By Gabriel Madway
SAN FRANCISCO (Reuters) - Google Inc's potential departure from China may not prompt others to follow suit, but its high-profile declaration could help shine a light on the business environment in the world's third-largest economy.
Google said on Tuesday that it might stop operations in China, an important market for everything from energy to software, a move that could ramp up pressure on others to take a stand.
"This is going to be raised to another level, the U.S. government is going to get involved," said UBS analyst Brian Pitz. "This is a bigger thing that just Google right now."
Still, a day after the announcement, no other company had joined Google's cause.
While abiding by local laws is a must anywhere, China's record on human rights, and its growing status as a political and economic superpower, means companies often submit to practices they consider distasteful.
"Foreign companies ... have to 'play by the rules' whether explicit or just norms," said Yuwei Shi, dean of the Graduate School of International Policy and Management at the Monterey Institute of International Studies.

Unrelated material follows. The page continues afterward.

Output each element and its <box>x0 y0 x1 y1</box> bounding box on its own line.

"Companies do get used to some of these things, but for some companies it's never comfortable."
Google is uniquely positioned to go it alone, given its global stature and small business footprint in the country.
China is a tiny market for Google, at an estimated $200 million to $600 million in annual revenue versus $22 billion worldwide.
China's economy is likely to grow 9.5 percent this year. [ID:nTOE600009] It is already the world's No. 2 car market, the No. 2 PC market, the world's largest telecom and Internet markets by users.
The Chinese market is difficult to navigate for many U.S. companies. But the market opportunity in the country is so vast that companies ignore it at their peril, analysts say.
"It's not going to make anyone reconsider anything. It's a realpolitik world of business. People want in," said Zachary Karabell, president of RiverTwice Research in New York and author of "Superfusion: How China and America Became One Economy and Why the World's Prosperity Depends on It".
For a related TIMELINE Graphic, see: http://graphics.thomsonreuters.com/0110/CN_GGL0110.gif
For a Graphic on China market share, see: http://graphics.thomsonreuters.com/119/CN_BAIDUG1109.gif
For a Graphic on Google's share price: http://link.reuters.com/ted43h
SHAKEN BY ATTACKS
Google said at least 20 major corporations in sectors such as finance, technology, media, and chemical were hit by cyberattacks that originated in China. The company suggested the strikes were more than mere isolated hacker attacks.
Only software maker Adobe Systems Inc and Web hosting company Rackspace Hosting Inc have come forward to say they were also targeted.
Many companies -- including names as diverse as Cisco Systems Inc and Northrop Grumman -- have simply declined to comment on Google's announcement.
Media giants News Corp and Time Warner Inc each said they were not hacked and said their future plans in China are unchanged. Yahoo said it stood "aligned" with Google, but made no mention of changing its policy in China.
Google said the attacks, along with fresh moves by China to limit free speech, prompted its decision.
"Will we see something like we saw in the 1980s with companies having to respond to South Africa and apartheid? China's a much bigger market than South Africa ever was," said FBR Capital Markets analyst Heath Terry.
William Miller, an emeritus professor of management and computer science at Stanford University with experience in China, said Google shone a light on concerns held by a number of companies doing business in China.
"I don't think it will be just a Google story and it's not just about media companies. There are a lot of other companies who feel that there are some sorts of attempts at espionage."
Gartner analyst Whit Andrews said Google's move puts public relations pressure on companies like Microsoft Corp, SAP and Oracle, but those companies have much more at stake in China than Google.
"The impact on revenue and company valuation is substantially greater for every other major technology company than it is for Google," Andrews said.
"I don't think anybody is going to ride in the wake of Google, I don't think anybody else can afford to," said Northeast Securities analyst Ashok Kumar. "If you decide to play in China, you play by their rules."